Does smoking affect my life insurance premium?
The short answer is: yes. We all know smoking harms your health, and the increased risk of developing a fatal illness bumps up the cost of smokers’ life insurance.
In 2011, Sainsbury's Finance reported that anyone who has kicked the habit could save up to 46% on their life insurance premiums – although you will need to have given up for at least 12 months before it makes a difference.
Who qualifies as a "smoker"?
If you have used tobacco at all in the last 12 months, you are classed by insurers as a “smoker” – it doesn't matter if you've enjoyed one cigar on a special occasion, or are a habitual 20-a-day smoker.
How will my insurer know if I smoke?
You will be asked whether you smoke when you apply for life insurance. Some smokers lie about their habit, claiming they are a non-smoker – but this is extremely risky. Answers to other medical questions from your insurer could indicate that you are a smoker, and insurance providers also undertake checks on the medical histories of about 20% of their applicants. If you're dishonest in your insurance application and later become critically ill with a disease such as cancer, your medical records will soon reveal to your insurance provider if you are a smoker.
The Association of British Insurers (ABI) says a customer who fails to disclose that he is a smoker "will need to give a particularly credible and convincing explanation" if the non-disclosure is not to be classed as deliberate or made without any care.
If you have lied, your life insurance provider may refuse to pay out. Alternatively, they may look at the amount you have paid on your premiums as a ‘non smoker’ against how much you should have paid as a smoker – if you have only paid 50% of what you should have paid, the insurer may then pay out just 50% of the policy's benefits.
Can I reduce my premiums by giving up smoking?
If you've kicked the habit and been smoke-free for 12 months, contact your insurer – they may just give you a reduction on your monthly premiums. If you've smoked for decades, however, insurers may consider that the damage has already done, and may not be willing to reduce your premiums.

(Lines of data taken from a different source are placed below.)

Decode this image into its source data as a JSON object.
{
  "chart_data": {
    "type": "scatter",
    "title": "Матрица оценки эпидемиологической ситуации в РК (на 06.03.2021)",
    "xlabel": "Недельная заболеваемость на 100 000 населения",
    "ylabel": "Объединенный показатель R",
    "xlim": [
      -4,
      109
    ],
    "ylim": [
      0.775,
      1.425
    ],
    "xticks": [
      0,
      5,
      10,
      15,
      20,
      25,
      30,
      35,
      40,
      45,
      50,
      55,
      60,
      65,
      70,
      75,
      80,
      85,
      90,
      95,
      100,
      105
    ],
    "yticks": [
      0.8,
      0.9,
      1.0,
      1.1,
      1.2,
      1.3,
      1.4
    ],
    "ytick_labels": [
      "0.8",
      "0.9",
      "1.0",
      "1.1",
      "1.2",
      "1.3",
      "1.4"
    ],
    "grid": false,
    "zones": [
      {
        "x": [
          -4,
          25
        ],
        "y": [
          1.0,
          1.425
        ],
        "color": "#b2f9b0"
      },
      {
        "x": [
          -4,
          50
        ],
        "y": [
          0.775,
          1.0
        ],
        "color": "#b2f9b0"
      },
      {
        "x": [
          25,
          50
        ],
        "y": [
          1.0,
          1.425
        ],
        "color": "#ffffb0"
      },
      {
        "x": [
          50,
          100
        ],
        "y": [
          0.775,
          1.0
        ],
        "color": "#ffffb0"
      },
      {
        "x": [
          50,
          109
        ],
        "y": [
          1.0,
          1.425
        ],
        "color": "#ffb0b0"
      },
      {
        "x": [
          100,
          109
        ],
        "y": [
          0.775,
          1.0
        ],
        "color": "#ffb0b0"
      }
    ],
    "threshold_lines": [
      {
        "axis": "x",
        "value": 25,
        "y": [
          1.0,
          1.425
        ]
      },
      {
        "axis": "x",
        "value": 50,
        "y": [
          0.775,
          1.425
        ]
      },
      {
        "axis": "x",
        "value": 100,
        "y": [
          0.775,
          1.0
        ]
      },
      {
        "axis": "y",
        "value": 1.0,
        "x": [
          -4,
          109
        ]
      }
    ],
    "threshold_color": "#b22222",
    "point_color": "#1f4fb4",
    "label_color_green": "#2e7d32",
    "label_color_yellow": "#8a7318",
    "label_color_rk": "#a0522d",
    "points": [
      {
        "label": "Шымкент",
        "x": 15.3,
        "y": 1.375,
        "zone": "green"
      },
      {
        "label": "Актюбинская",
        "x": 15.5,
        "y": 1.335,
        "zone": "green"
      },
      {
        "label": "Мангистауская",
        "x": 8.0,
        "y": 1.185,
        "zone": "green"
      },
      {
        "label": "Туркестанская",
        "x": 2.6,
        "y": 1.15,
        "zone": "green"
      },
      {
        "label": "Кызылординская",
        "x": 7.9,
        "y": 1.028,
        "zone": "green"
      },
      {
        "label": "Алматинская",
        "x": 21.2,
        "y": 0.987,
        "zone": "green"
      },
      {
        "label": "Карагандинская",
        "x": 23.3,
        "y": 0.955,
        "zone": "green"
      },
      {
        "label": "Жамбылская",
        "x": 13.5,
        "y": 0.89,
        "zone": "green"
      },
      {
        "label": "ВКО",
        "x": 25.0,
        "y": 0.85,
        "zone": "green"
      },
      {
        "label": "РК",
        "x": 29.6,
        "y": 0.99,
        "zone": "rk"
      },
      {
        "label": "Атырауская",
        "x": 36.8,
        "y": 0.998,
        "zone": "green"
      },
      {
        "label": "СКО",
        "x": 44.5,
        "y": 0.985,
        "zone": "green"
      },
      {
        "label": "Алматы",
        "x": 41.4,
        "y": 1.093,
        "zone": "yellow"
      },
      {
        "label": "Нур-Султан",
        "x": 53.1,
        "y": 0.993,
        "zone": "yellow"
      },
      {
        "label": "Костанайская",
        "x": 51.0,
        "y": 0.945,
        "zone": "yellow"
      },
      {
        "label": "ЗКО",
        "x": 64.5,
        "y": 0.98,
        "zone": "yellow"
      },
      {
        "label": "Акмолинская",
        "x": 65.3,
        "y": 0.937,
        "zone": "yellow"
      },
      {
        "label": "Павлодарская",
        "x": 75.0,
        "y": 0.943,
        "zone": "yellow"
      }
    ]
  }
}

The ABI says that insurance companies usually want to look at your medical profile if you have given up smoking, so they can make a judgement before amending your premiums. They may ask for a medical report from your doctor, and if this contains anything that concerns them they may ask you to have a chest x-ray. Whatever the outcome is with the cost of your life insurance, if you give up smoking you will still save a huge amount of cash on buying cigarettes.